Inkers MAGAZINE - Makoto Horimatsu

>MAGAZINE>Portraits>Makoto Horimatsu

Makoto Horimatsu

Partager

ITW MAKOTO HORIMATSU

@pascalbagot

Originaire de Fukuoka, ville située dans le sud du Japon où il habite aujourd’hui, Makoto Horimatsu y découvre le tatouage avant d’embrasser le métier, auquel il se consacre depuis une vingtaine d’années. Influencé par les mangas modernes comme les estampes anciennes, Makoto Horimatsu puise ainsi dans la longue histoire de la culture populaire japonaise l’inspiration nécessaire à ses tatouages « one shot » et ses pièces grand formats.

On a peu l’occasion de parler du tatouage dans le Kyushu, cette grande île dans le sud du Japon, quelle est la situation dans ta ville de Fukuoka ?

La ville accueille moins de touristes que Tokyo ou Osaka et la culture du tatouage n'y est pas aussi avancée.

Y a-t-il des maîtres traditionnels là-bas que nous devrions connaître ?

Je dirais Horiso Tajima d’Oita (@horiso_tajima). Il y a sinon un grand tatoueur japonais new school à Kyushu, il s’appelle King Rat Tattoo (@kingrat222). Ses talents de dessinateur et sa passion pour l'art sont incroyables.

Quel a été ton premier contact avec le tatouage ?

Probablement la première fois qu’un ami s'est fait tatouer. J'aime à penser que ce tatouage n'était pas si mal bien que je ne m’en souvienne pas. Quoi qu'il en soit, l'image négative du Japon ne m'a pas effrayé et j'ai décidé de faire du tatouage mon métier.

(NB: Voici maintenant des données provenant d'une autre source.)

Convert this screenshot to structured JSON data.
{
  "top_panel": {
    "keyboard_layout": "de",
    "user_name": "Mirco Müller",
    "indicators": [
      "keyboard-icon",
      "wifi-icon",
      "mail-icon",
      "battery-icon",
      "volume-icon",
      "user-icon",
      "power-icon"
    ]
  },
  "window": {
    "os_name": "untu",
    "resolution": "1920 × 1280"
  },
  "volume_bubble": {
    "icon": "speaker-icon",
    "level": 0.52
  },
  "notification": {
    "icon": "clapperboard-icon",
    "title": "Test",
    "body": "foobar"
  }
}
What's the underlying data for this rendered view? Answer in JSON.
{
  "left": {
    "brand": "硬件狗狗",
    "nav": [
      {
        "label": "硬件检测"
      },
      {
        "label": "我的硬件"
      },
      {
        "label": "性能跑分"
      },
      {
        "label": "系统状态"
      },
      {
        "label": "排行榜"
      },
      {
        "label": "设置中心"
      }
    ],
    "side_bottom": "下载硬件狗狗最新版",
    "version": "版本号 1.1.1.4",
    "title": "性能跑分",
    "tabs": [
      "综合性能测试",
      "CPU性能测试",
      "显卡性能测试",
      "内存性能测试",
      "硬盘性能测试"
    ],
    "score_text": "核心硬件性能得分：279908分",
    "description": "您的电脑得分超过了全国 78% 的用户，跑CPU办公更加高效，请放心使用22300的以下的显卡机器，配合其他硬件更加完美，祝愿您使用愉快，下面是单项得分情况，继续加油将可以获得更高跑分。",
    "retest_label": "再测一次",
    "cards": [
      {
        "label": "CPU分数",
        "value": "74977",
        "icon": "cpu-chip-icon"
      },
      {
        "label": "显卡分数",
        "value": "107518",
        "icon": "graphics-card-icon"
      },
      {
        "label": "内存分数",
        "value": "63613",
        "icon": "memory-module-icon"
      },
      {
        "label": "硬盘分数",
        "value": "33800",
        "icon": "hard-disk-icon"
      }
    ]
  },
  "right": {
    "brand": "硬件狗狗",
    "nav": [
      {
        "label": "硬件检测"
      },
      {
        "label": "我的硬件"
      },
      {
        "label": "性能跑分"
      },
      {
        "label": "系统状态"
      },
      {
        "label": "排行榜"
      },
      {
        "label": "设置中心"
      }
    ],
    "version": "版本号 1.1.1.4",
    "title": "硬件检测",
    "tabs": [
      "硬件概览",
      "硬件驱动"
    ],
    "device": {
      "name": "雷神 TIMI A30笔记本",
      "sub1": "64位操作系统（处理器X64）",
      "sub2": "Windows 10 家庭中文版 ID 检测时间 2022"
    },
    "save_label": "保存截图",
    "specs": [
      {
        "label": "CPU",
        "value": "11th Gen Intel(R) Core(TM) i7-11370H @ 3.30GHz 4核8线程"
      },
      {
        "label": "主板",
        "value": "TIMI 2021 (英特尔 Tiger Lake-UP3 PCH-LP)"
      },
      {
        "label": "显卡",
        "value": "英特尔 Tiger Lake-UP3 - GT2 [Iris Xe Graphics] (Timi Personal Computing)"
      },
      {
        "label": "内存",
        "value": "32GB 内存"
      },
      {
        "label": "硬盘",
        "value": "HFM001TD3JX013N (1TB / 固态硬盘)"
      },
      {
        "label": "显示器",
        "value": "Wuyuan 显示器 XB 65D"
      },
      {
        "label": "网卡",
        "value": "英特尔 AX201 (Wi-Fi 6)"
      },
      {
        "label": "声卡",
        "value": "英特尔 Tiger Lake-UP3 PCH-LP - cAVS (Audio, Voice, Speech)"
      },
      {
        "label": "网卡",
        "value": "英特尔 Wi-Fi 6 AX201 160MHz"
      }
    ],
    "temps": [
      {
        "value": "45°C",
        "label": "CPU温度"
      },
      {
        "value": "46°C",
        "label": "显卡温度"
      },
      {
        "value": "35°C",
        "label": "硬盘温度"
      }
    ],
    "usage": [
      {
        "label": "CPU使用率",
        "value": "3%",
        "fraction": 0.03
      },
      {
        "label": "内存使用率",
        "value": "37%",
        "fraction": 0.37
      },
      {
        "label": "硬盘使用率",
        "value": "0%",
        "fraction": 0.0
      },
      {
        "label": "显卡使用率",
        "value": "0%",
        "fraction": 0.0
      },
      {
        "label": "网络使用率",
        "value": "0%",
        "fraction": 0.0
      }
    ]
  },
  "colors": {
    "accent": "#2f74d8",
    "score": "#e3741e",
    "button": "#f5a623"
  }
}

Tu as appris le tatouage aux côtés du regretté Koji Ichimaru, un tatoueur japonais de grand talent malheureusement parti trop tôt. Peux-tu nous parler de son influence ?

Son travail est unique, il ne peut pas être facilement imité, mais je veux continuer à parler de lui pour que tout le monde s’en souvienne.

Tu nous parles un peu des références artistiques avec lesquelles tu grandis ?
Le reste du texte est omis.